Der rationalen Welterklärung dieser Zeit stehen Orientierungen anderer Art zur Seite, die uns heute fremd erscheinen. Über die Deutung von Himmelsphänomenen, Seuchen, Unwetter und Teuerungen versuchten Menschen zu erfahren, inwieweit Gott ihnen gewogen war. Neben dem Wirken Gottes gab es den Glauben an das Böse, Teuflische durch Hexen und Dämonen sowie den Einfluss der als religiös „unrein“ geltenden Juden und Moslems, der in der Verfolgung oder der Dämonisierung dieser Gruppen mündet.

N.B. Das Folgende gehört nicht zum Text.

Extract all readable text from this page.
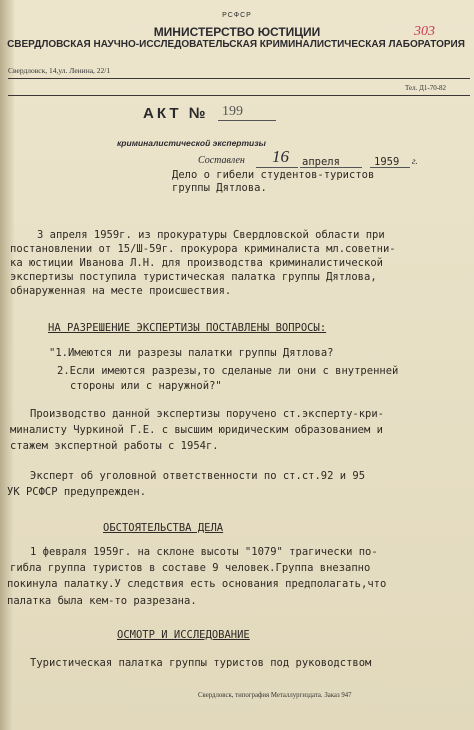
РСФСР
МИНИСТЕРСТВО ЮСТИЦИИ
СВЕРДЛОВСКАЯ НАУЧНО-ИССЛЕДОВАТЕЛЬСКАЯ КРИМИНАЛИСТИЧЕСКАЯ ЛАБОРАТОРИЯ
303
Свердловск, 14,ул. Ленина, 22/1
Тел. Д1-70-82
АКТ № 199
криминалистической экспертизы
Составлен 16 апреля	1959 г.
Дело о гибели студентов-туристов
группы Дятлова.
3 апреля 1959г. из прокуратуры Свердловской области при
постановлении от 15/Ш-59г. прокурора криминалиста мл.советни-
ка юстиции Иванова Л.Н. для производства криминалистической
экспертизы поступила туристическая палатка группы Дятлова,
обнаруженная на месте происшествия.
НА РАЗРЕШЕНИЕ ЭКСПЕРТИЗЫ ПОСТАВЛЕНЫ ВОПРОСЫ:
"1.Имеются ли разрезы палатки группы Дятлова?
2.Если имеются разрезы,то сделаные ли они с внутренней
стороны или с наружной?"
Производство данной экспертизы поручено ст.эксперту-кри-
миналисту Чуркиной Г.Е. с высшим юридическим образованием и
стажем экспертной работы с 1954г.
Эксперт об уголовной ответственности по ст.ст.92 и 95
УК РСФСР предупрежден.
ОБСТОЯТЕЛЬСТВА ДЕЛА
1 февраля 1959г. на склоне высоты "1079" трагически по-
гибла группа туристов в составе 9 человек.Группа внезапно
покинула палатку.У следствия есть основания предполагать,что
палатка была кем-то разрезана.
ОСМОТР И ИССЛЕДОВАНИЕ
Туристическая палатка группы туристов под руководством
Свердловск, типография Металлургиздата. Заказ 947
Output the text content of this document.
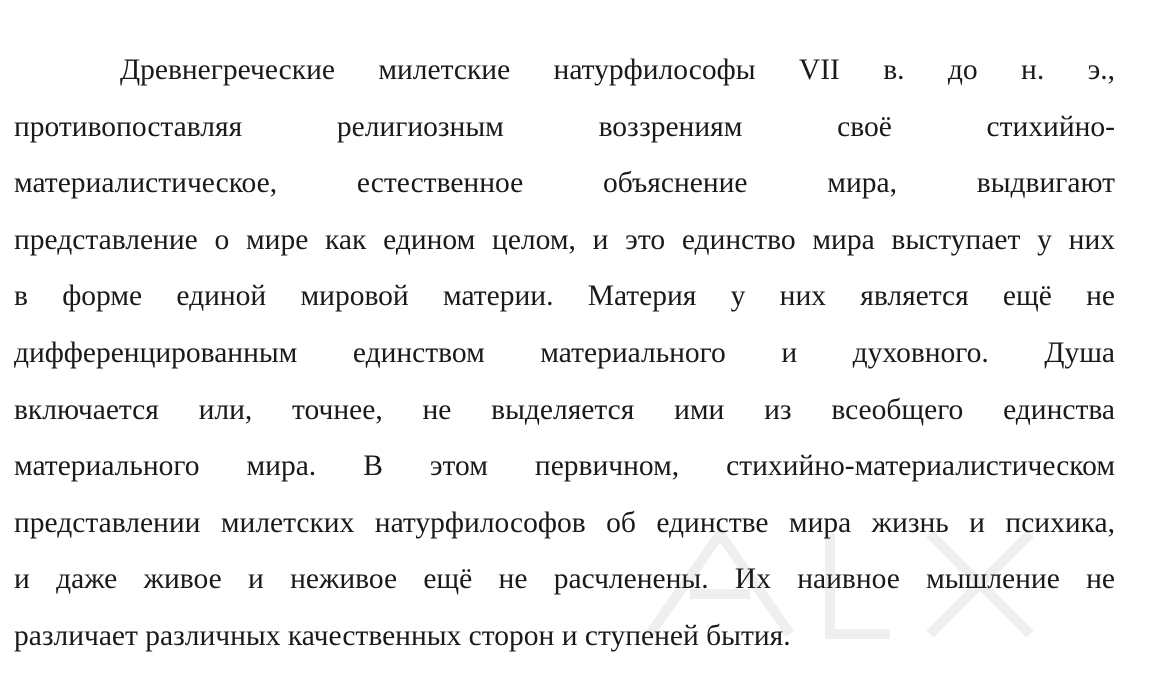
Древнегреческие милетские натурфилософы VII в. до н. э.,
противопоставляя религиозным воззрениям своё стихийно-
материалистическое, естественное объяснение мира, выдвигают
представление о мире как едином целом, и это единство мира выступает у них
в форме единой мировой материи. Материя у них является ещё не
дифференцированным единством материального и духовного. Душа
включается или, точнее, не выделяется ими из всеобщего единства
материального мира. В этом первичном, стихийно-материалистическом
представлении милетских натурфилософов об единстве мира жизнь и психика,
и даже живое и неживое ещё не расчленены. Их наивное мышление не
различает различных качественных сторон и ступеней бытия.
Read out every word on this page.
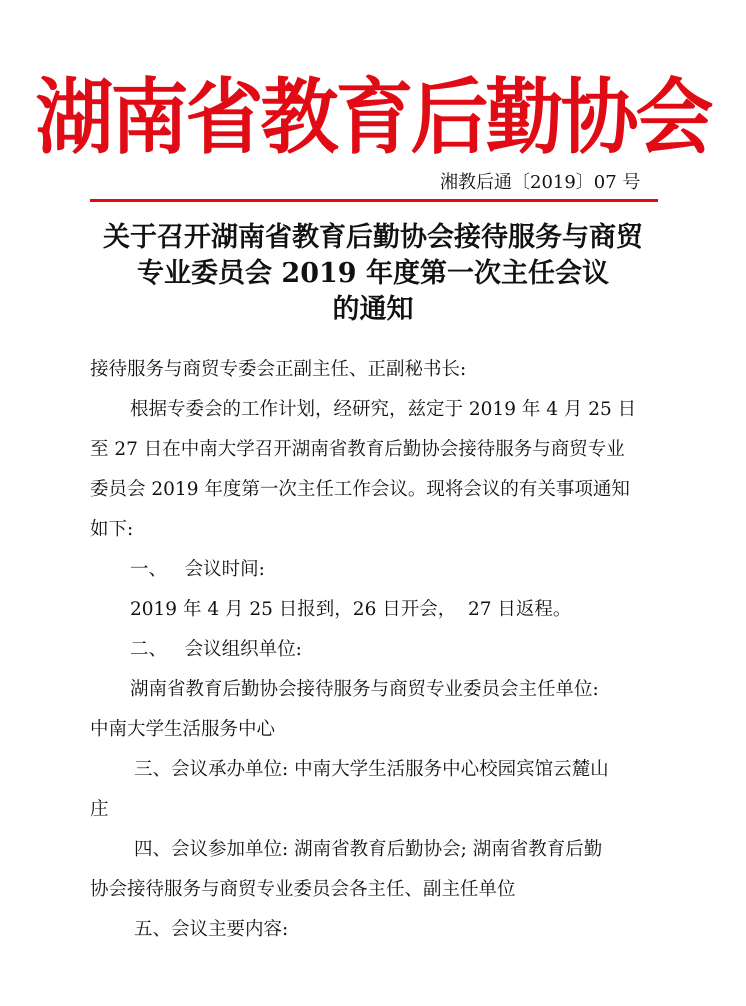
湖南省教育后勤协会
湘教后通〔2019〕07 号
关于召开湖南省教育后勤协会接待服务与商贸
专业委员会 2019 年度第一次主任会议
的通知
接待服务与商贸专委会正副主任、正副秘书长:
根据专委会的工作计划，经研究，兹定于 2019 年 4 月 25 日
至 27 日在中南大学召开湖南省教育后勤协会接待服务与商贸专业
委员会 2019 年度第一次主任工作会议。现将会议的有关事项通知
如下:
一、   会议时间:
2019 年 4 月 25 日报到，26 日开会，  27 日返程。
二、   会议组织单位:
湖南省教育后勤协会接待服务与商贸专业委员会主任单位:
中南大学生活服务中心
三、会议承办单位: 中南大学生活服务中心校园宾馆云麓山
庄
四、会议参加单位: 湖南省教育后勤协会; 湖南省教育后勤
协会接待服务与商贸专业委员会各主任、副主任单位
五、会议主要内容:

Wer war Papst in Rom in diesem entscheidenden Jahr? Indem Schilling den als Papst Leo X. amtierenden Medici erfolgreich entdämonisiert, zeigt er uns den Interessenzusammenhang auf, in dem dieser regiert: die Regeln des Medici-Clans und die Entwicklungen in Italien und im Rom dieser Zeit. Den Erfolgen Leos im politisch-finanziellen Zusammenhang stehen schwere Fehleinschätzungen gegenüber, denn der Papst blockiert eine Kirchenreform an Haupt und Gliedern; er verkennt die Brisanz der Lutherprotestes in Wittenberg und ermöglicht damit den Beginn des Prozesses, den wir Reformation nennen. Auch gelingt es ihm weder, ein dauerhaftes antitürkisches Bündnis in Europa auf die Beine zu stellen, noch einen entscheidenden Baufortschritt beim St. Peters Dom zu erreichen – trotz der Prachtentfaltung der Renaissance in Rom.

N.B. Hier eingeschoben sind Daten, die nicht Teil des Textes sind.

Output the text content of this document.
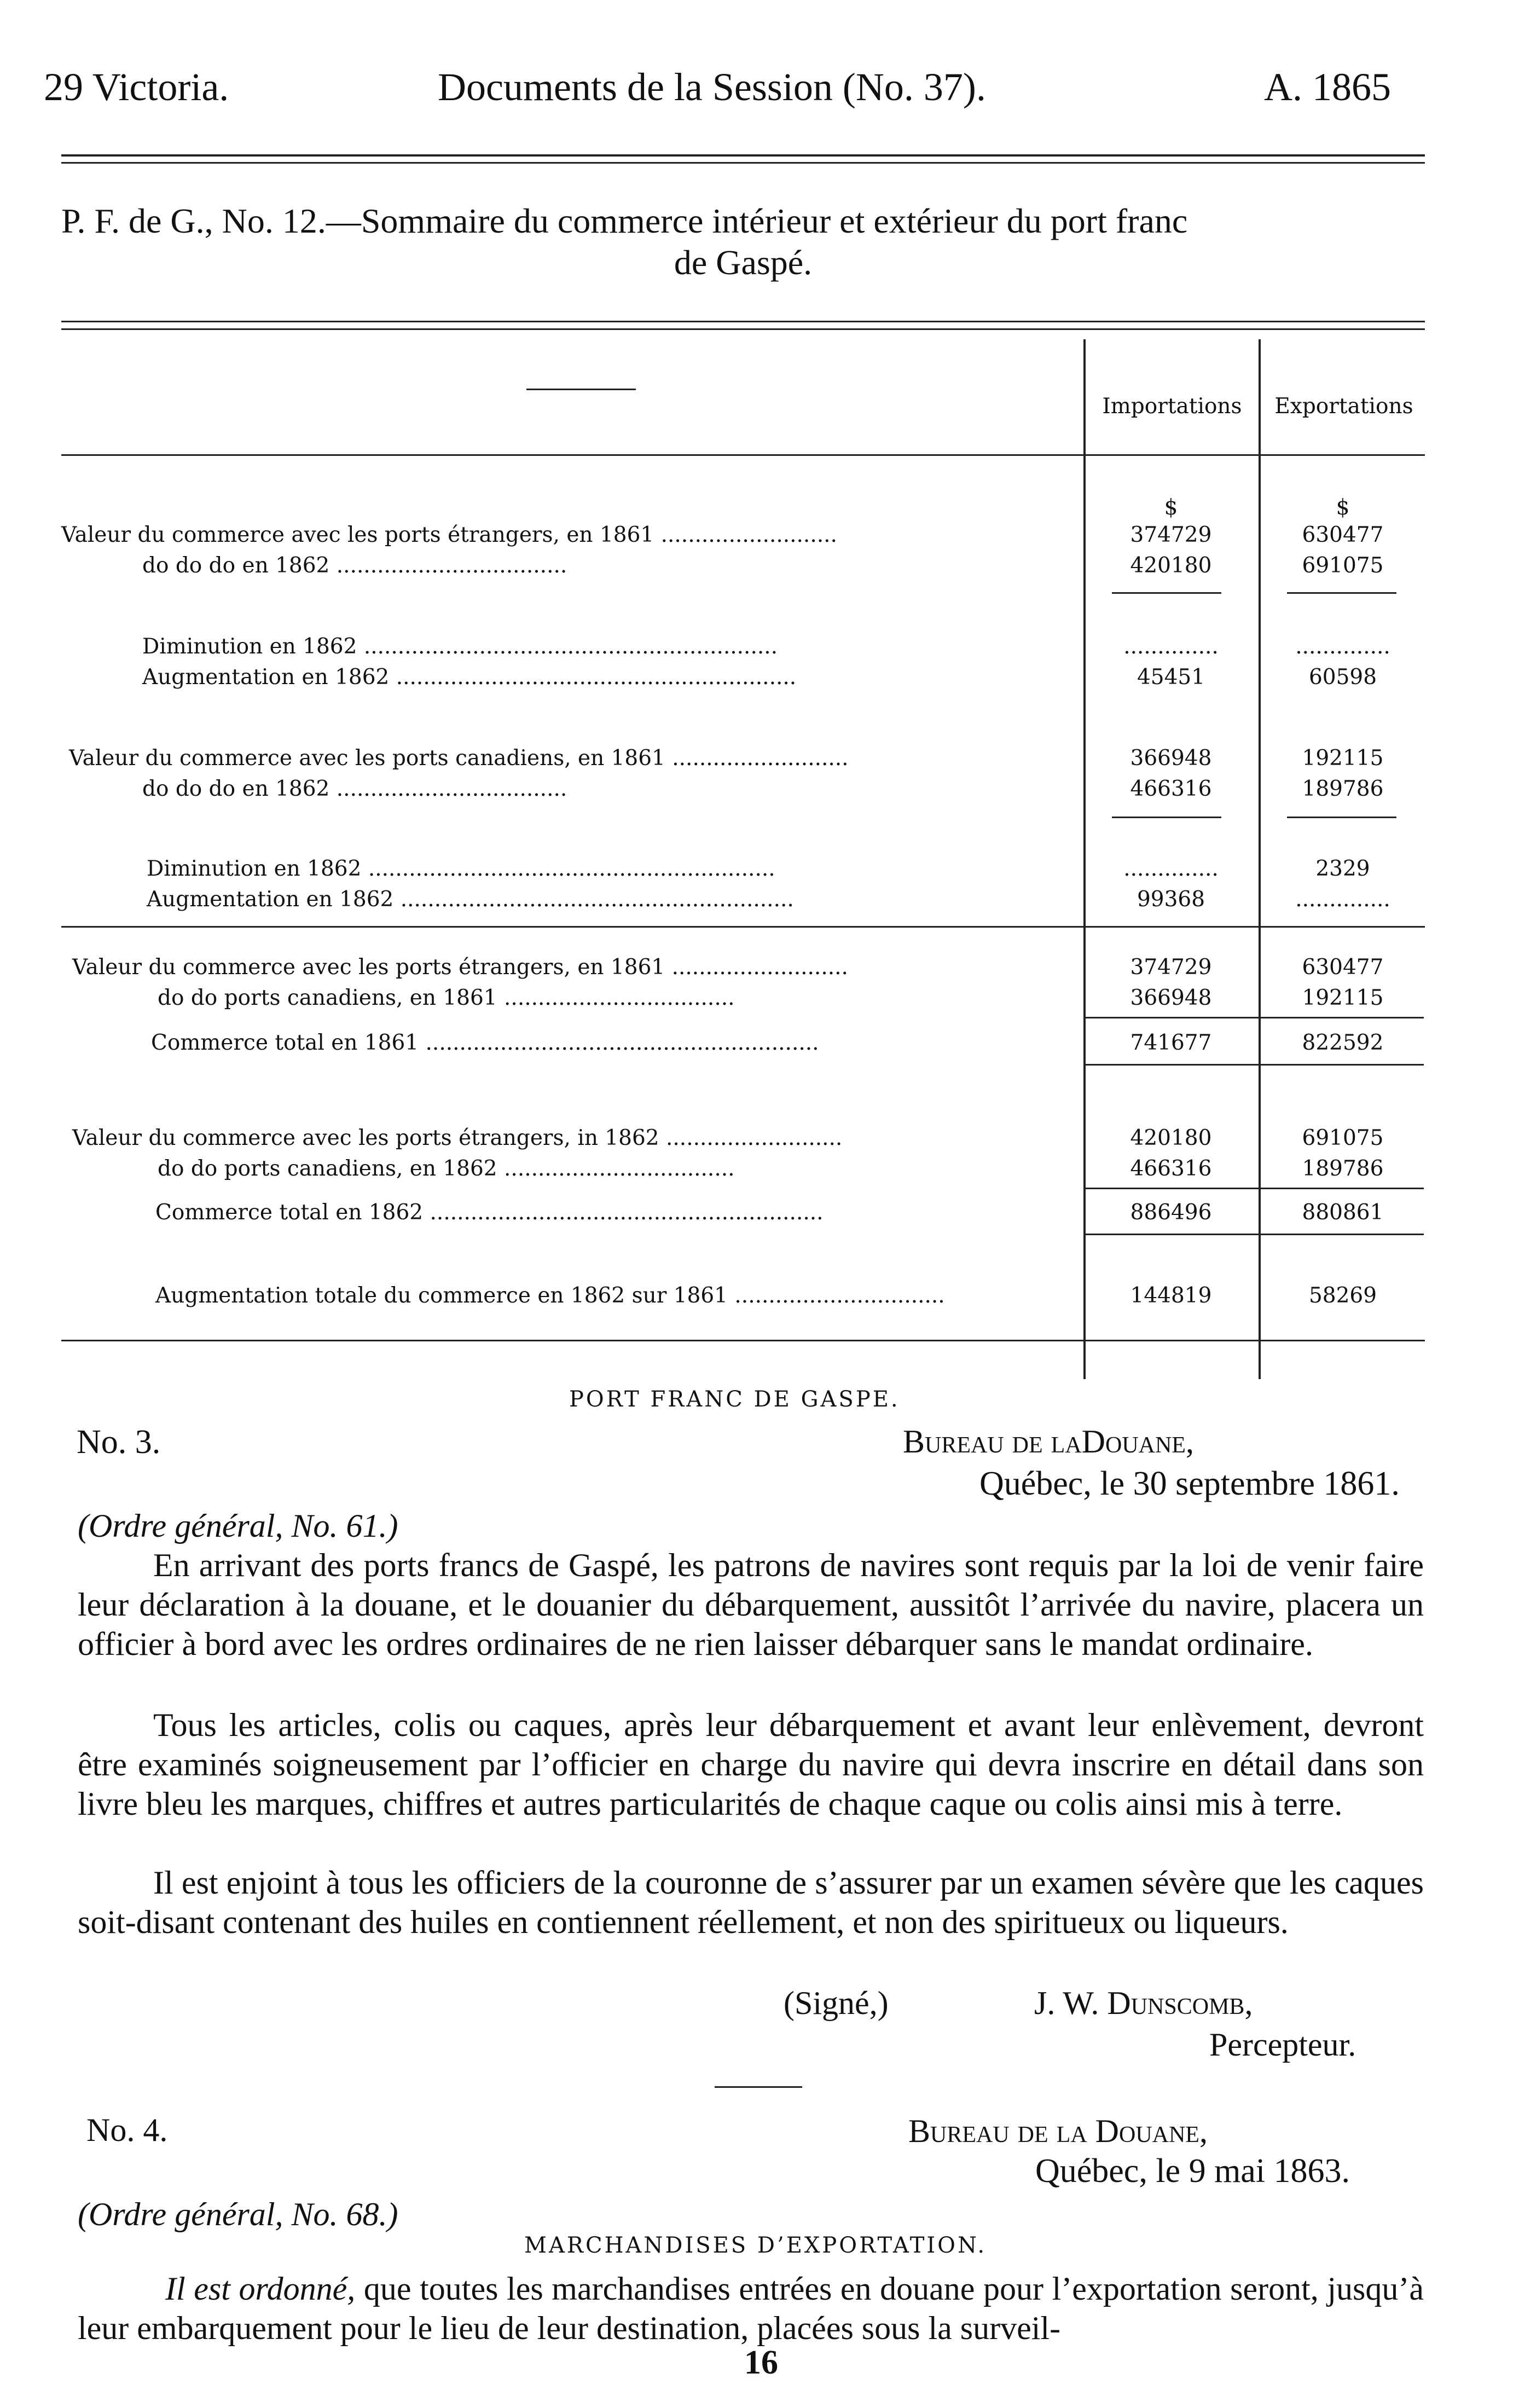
29 Victoria.	Documents de la Session (No. 37).	A. 1865
P. F. de G., No. 12.—Sommaire du commerce intérieur et extérieur du port franc
de Gaspé.
Importations	Exportations
$	$
Valeur du commerce avec les ports étrangers, en 1861 ..........................	374729	630477
do do do en 1862 ..................................	420180	691075
Diminution en 1862 .............................................................	..............	..............
Augmentation en 1862 ...........................................................	45451	60598
Valeur du commerce avec les ports canadiens, en 1861 ..........................	366948	192115
do do do en 1862 ..................................	466316	189786
Diminution en 1862 ............................................................	..............	2329
Augmentation en 1862 ..........................................................	99368	..............
Valeur du commerce avec les ports étrangers, en 1861 ..........................	374729	630477
do do ports canadiens, en 1861 ..................................	366948	192115
Commerce total en 1861 ..........................................................	741677	822592
Valeur du commerce avec les ports étrangers, in 1862 ..........................	420180	691075
do do ports canadiens, en 1862 ..................................	466316	189786
Commerce total en 1862 ..........................................................	886496	880861
Augmentation totale du commerce en 1862 sur 1861 ...............................	144819	58269
PORT FRANC DE GASPE.
No. 3.	Bureau de laDouane,
Québec, le 30 septembre 1861.
(Ordre général, No. 61.)
En arrivant des ports francs de Gaspé, les patrons de navires sont requis par la loi de venir faire leur déclaration à la douane, et le douanier du débarquement, aussitôt l’arrivée du navire, placera un officier à bord avec les ordres ordinaires de ne rien laisser débarquer sans le mandat ordinaire.
Tous les articles, colis ou caques, après leur débarquement et avant leur enlèvement, devront être examinés soigneusement par l’officier en charge du navire qui devra inscrire en détail dans son livre bleu les marques, chiffres et autres particularités de chaque caque ou colis ainsi mis à terre.
Il est enjoint à tous les officiers de la couronne de s’assurer par un examen sévère que les caques soit-disant contenant des huiles en contiennent réellement, et non des spiritueux ou liqueurs.
(Signé,)	J. W. Dunscomb,
Percepteur.
No. 4.	Bureau de la Douane,
Québec, le 9 mai 1863.
(Ordre général, No. 68.)
MARCHANDISES D’EXPORTATION.
Il est ordonné, que toutes les marchandises entrées en douane pour l’exportation seront, jusqu’à leur embarquement pour le lieu de leur destination, placées sous la surveil-
16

Im letzten Kapitel dieses Buches resümiert Schilling das Wirken Luthers in diesem Jahr. Er beschreibt den „Ausbruch“ der Reformation in Wittenberg, weitab entfernt vom kirchenpolitischen Kraftzentrum Rom. Denn Luthers Kritik an Rom ist zum großen Teil nur erklärlich durch die typisch deutsche Angst um das Seelenheil. Die evangelische Reformation sucht zu Beginn eine Veränderung der Kirche von unten, von außen. Erst als der Papst und die Kirchenhierarchie darauf nicht reagieren, kommt es zum Bruch.

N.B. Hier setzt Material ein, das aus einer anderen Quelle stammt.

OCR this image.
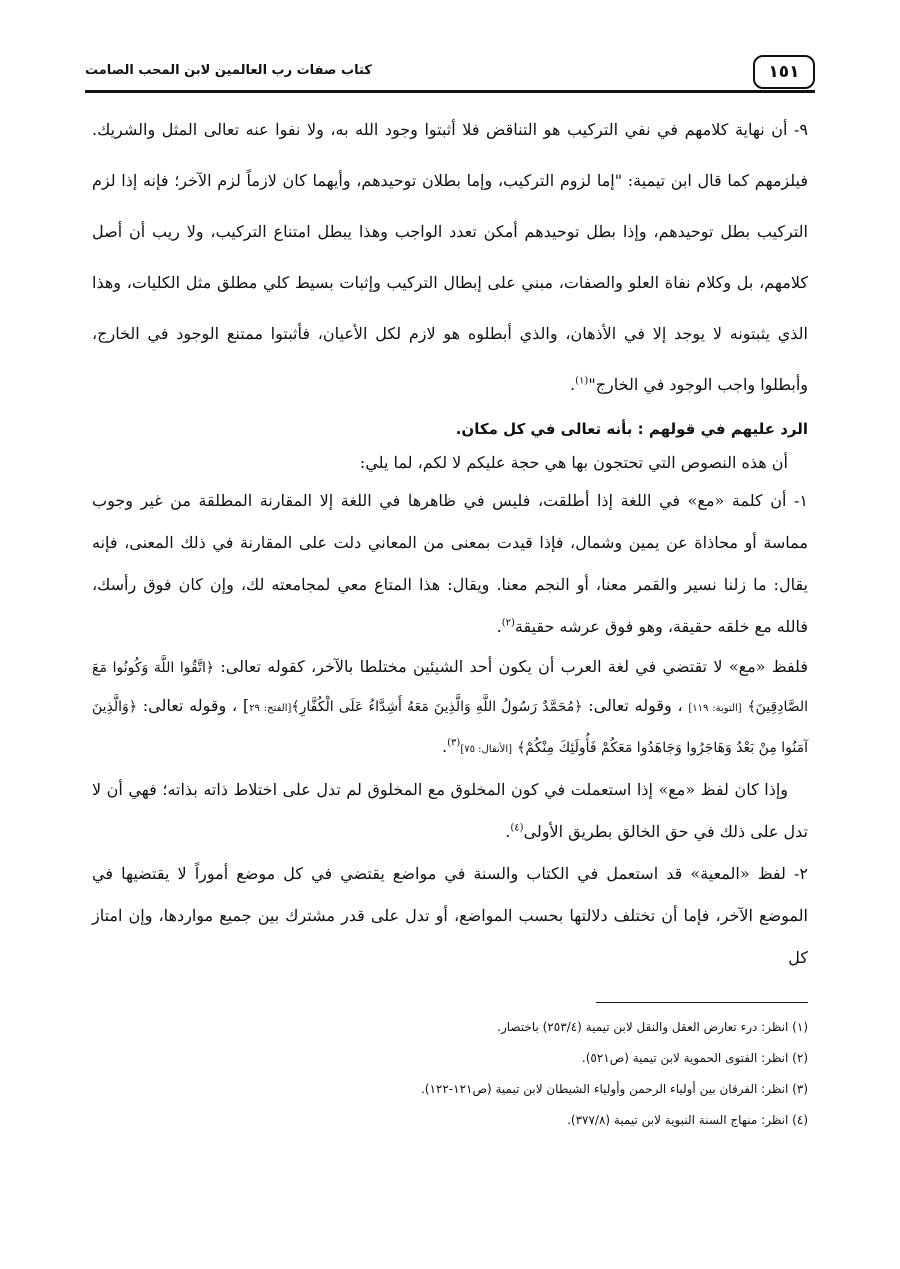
١٥١
كتاب صفات رب العالمين لابن المحب الصامت

٩- أن نهاية كلامهم في نفي التركيب هو التناقض فلا أثبتوا وجود الله به، ولا نفوا عنه تعالى المثل والشريك. فيلزمهم كما قال ابن تيمية: "إما لزوم التركيب، وإما بطلان توحيدهم، وأيهما كان لازماً لزم الآخر؛ فإنه إذا لزم التركيب بطل توحيدهم، وإذا بطل توحيدهم أمكن تعدد الواجب وهذا يبطل امتناع التركيب، ولا ريب أن أصل كلامهم، بل وكلام نفاة العلو والصفات، مبني على إبطال التركيب وإثبات بسيط كلي مطلق مثل الكليات، وهذا الذي يثبتونه لا يوجد إلا في الأذهان، والذي أبطلوه هو لازم لكل الأعيان، فأثبتوا ممتنع الوجود في الخارج، وأبطلوا واجب الوجود في الخارج"$^{(١)}$.

الرد عليهم في قولهم : بأنه تعالى في كل مكان.

أن هذه النصوص التي تحتجون بها هي حجة عليكم لا لكم، لما يلي:

١- أن كلمة «مع» في اللغة إذا أطلقت، فليس في ظاهرها في اللغة إلا المقارنة المطلقة من غير وجوب مماسة أو محاذاة عن يمين وشمال، فإذا قيدت بمعنى من المعاني دلت على المقارنة في ذلك المعنى، فإنه يقال: ما زلنا نسير والقمر معنا، أو النجم معنا. ويقال: هذا المتاع معي لمجامعته لك، وإن كان فوق رأسك، فالله مع خلقه حقيقة، وهو فوق عرشه حقيقة$^{(٢)}$.

فلفظ «مع» لا تقتضي في لغة العرب أن يكون أحد الشيئين مختلطا بالآخر، كقوله تعالى: ﴿اتَّقُوا اللَّهَ وَكُونُوا مَعَ الصَّادِقِينَ﴾ [التوبة: ١١٩] ، وقوله تعالى: ﴿مُحَمَّدٌ رَسُولُ اللَّهِ وَالَّذِينَ مَعَهُ أَشِدَّاءُ عَلَى الْكُفَّارِ﴾[الفتح: ٢٩] ، وقوله تعالى: ﴿وَالَّذِينَ آمَنُوا مِنْ بَعْدُ وَهَاجَرُوا وَجَاهَدُوا مَعَكُمْ فَأُولَئِكَ مِنْكُمْ﴾ [الأنفال: ٧٥]$^{(٣)}$.

وإذا كان لفظ «مع» إذا استعملت في كون المخلوق مع المخلوق لم تدل على اختلاط ذاته بذاته؛ فهي أن لا تدل على ذلك في حق الخالق بطريق الأولى$^{(٤)}$.

٢- لفظ «المعية» قد استعمل في الكتاب والسنة في مواضع يقتضي في كل موضع أموراً لا يقتضيها في الموضع الآخر، فإما أن تختلف دلالتها بحسب المواضع، أو تدل على قدر مشترك بين جميع مواردها، وإن امتاز كل

(١) انظر: درء تعارض العقل والنقل لابن تيمية (٢٥٣/٤) باختصار.
(٢) انظر: الفتوى الحموية لابن تيمية (ص٥٢١).
(٣) انظر: الفرقان بين أولياء الرحمن وأولياء الشيطان لابن تيمية (ص١٢١-١٢٢).
(٤) انظر: منهاج السنة النبوية لابن تيمية (٣٧٧/٨).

Im Epilog verknüpft der Autor meisterhaft das Ergebnis seiner detaillierten Spurensuche mit unserer Gegenwart. Ein brillantes Buch, basierend auf einer ungemein breiten Sachkenntnis, geschrieben in einer allgemein verständlichen Sprache. Ein Leckerbissen für alle geschichtlich Interessierten.
Dies Buch ist im Verlag C.H. Beck erschienen und hat die EAN 978-3-406-70069-9. Es kostet Euro 24.95.